Connecticut state officials started to participate in the marijuana trade two years ago, when the Department of Consumer Protection began accepting fees for lucrative licenses to operate dispensary facilities pursuant to newly enacted legislation. Law firms counseled the businesses that sought to engage in the sale of marijuana as was authorized by state law.
At the time, we cautioned lawyers and the public from getting involved in the marijuana trade, regardless of the state’s new legislation (“Marijuana and the Rule of Law,” Connecticut Law Tribune, April 8, 2014). We explained that there remained no question that marijuana’s “sale or use is flatly illegal under federal statutory law. The Controlled Substances Act, which was adopted by Congress in 1970, creates five tiers of restricted drugs. Marijuana is currently classified by the federal government as a Schedule I drug, which makes its possession a violation of federal law. The federal ban on marijuana has been upheld as a valid use of Congress’s interstate commerce power by two decisions of the U.S. Supreme Court — United States v. Oakland Cannabis Buyers’ Cooperative in 2001 and Gonzales v. Raich in 2005.” We opined that lawyers should not ignore the federal law, even if the state Legislature and state Department of Consumer Protection were doing so, but rather they should seek to change it if they believed that the law was imprudent. Nonetheless, the sale of marijuana has continued as a state-sanctioned trade, all with the help of lawyers.

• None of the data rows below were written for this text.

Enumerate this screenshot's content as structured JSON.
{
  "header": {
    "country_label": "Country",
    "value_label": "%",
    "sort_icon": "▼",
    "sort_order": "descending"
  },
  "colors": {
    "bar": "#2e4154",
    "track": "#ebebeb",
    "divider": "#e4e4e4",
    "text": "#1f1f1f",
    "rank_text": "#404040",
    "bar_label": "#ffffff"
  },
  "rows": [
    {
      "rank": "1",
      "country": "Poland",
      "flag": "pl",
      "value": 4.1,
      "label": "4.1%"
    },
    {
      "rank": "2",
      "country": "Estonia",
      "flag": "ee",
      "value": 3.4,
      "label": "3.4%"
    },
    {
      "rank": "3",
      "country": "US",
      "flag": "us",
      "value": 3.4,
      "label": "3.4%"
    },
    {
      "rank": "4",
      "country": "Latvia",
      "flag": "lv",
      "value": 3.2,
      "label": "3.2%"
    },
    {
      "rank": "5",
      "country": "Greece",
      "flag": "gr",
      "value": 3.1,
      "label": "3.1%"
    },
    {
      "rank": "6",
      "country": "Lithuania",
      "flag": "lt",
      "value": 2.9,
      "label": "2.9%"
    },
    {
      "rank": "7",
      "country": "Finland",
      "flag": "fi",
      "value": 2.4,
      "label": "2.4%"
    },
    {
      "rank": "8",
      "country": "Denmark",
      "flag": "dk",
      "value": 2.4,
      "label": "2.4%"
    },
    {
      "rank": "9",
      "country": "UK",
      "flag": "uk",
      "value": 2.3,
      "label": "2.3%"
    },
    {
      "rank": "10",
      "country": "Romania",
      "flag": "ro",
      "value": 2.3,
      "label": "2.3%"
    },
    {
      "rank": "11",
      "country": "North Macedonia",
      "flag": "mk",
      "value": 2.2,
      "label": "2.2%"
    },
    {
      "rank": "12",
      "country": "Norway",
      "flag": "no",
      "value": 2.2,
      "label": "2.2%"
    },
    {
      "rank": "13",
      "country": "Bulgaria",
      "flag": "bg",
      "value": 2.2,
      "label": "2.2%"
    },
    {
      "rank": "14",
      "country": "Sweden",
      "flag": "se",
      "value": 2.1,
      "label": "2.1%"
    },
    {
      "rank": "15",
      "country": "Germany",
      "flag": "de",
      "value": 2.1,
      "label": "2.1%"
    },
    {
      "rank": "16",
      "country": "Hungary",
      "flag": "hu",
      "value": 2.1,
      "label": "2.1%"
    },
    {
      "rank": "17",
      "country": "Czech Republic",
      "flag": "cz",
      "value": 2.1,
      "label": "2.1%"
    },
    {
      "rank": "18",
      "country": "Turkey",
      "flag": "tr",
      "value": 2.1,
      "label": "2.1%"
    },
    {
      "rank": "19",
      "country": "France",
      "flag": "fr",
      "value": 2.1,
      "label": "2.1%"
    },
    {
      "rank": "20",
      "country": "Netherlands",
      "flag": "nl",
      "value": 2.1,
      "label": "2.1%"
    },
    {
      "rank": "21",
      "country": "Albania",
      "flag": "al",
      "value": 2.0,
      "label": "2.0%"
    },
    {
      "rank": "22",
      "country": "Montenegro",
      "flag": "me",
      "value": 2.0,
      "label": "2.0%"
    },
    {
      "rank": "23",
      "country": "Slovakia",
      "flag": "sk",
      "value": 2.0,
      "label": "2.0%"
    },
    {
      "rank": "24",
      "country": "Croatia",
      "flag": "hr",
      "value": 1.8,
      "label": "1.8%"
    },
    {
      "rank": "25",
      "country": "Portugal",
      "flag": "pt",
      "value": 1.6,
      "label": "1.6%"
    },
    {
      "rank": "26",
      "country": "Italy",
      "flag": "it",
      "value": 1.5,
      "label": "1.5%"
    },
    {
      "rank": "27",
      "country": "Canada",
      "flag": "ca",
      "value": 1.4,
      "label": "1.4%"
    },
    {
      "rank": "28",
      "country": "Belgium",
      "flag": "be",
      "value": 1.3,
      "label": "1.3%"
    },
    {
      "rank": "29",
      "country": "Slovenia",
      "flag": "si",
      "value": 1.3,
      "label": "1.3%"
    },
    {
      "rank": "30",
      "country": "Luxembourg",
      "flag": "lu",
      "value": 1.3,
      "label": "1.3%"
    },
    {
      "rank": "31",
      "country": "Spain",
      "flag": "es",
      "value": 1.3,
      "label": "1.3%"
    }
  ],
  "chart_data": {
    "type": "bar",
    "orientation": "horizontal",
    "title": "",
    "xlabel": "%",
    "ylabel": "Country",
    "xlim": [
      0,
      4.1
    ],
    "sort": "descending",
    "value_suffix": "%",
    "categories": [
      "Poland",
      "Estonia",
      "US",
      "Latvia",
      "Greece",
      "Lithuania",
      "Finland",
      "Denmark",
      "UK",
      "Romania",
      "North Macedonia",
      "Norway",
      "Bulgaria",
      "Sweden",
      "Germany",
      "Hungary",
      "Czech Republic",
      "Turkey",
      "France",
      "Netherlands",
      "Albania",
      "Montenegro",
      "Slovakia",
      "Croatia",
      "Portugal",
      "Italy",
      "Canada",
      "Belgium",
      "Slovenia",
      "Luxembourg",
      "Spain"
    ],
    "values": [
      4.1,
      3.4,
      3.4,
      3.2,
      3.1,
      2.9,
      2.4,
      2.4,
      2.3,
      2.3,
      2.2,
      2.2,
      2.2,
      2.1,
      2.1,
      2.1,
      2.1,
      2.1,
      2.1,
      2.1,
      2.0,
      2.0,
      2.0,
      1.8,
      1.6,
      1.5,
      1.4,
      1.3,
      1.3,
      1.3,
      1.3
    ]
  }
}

At the beginning of the year, the U.S. Department of Justice explained that, even if the prior administration did not enforce the federal law, the new administration would. Nothing changed in the law. All that changed was a memo by U.S. Attorney General Jeff Sessions rescinding “the Cole memo,” which had discouraged federal drug prosecutions where the conduct was legalized by state law. The attorney general’s 2018 memo makes clear that those who have broken federal law are subject to federal criminal prosecution, regardless of whether state officials approve of their conduct.
Newly appointed U.S. Attorney John Durham now has the authority to prosecute businesses that entered the marijuana trade and those lawyers who, as arguably co-conspirators, helped them to do so. He can prosecute marijuana lawyers with the same vigor that the DOJ prosecuted attorneys during its mortgage fraud crackdown under the prior two administrations. We ask him to refrain. While lawyers would have done better to heed our advice from two years ago, it would be unfair to pursue prosecutions for conduct that was then permitted under state law and was at least tolerated by federal officials.
However, to the lawyers involved in the trade, the Sessions memo is a wake-up call. We say it again, as we said it 2014, you cannot simply disregard a federal criminal law because you disagree with it. Your remedy is to urge Congress and the attorney general to declassify marijuana from its list of Schedule I drugs so that its possession would no longer be barred by federal law or to use the power of their vote to elect federal leaders who will change the federal law.
The sale or use of marijuana is a crime. Connecticut residency doesn’t immunize a person from potential federal prosecution. U.S. Attorney Durham should give corporations and their lawyers the opportunity to cease any present marijuana-related activities. Prosecutions should look forward, not backward. And lawyers should walk away with the lesson that it is our obligation to follow the rule of law, or risk the consequences for failing to do so.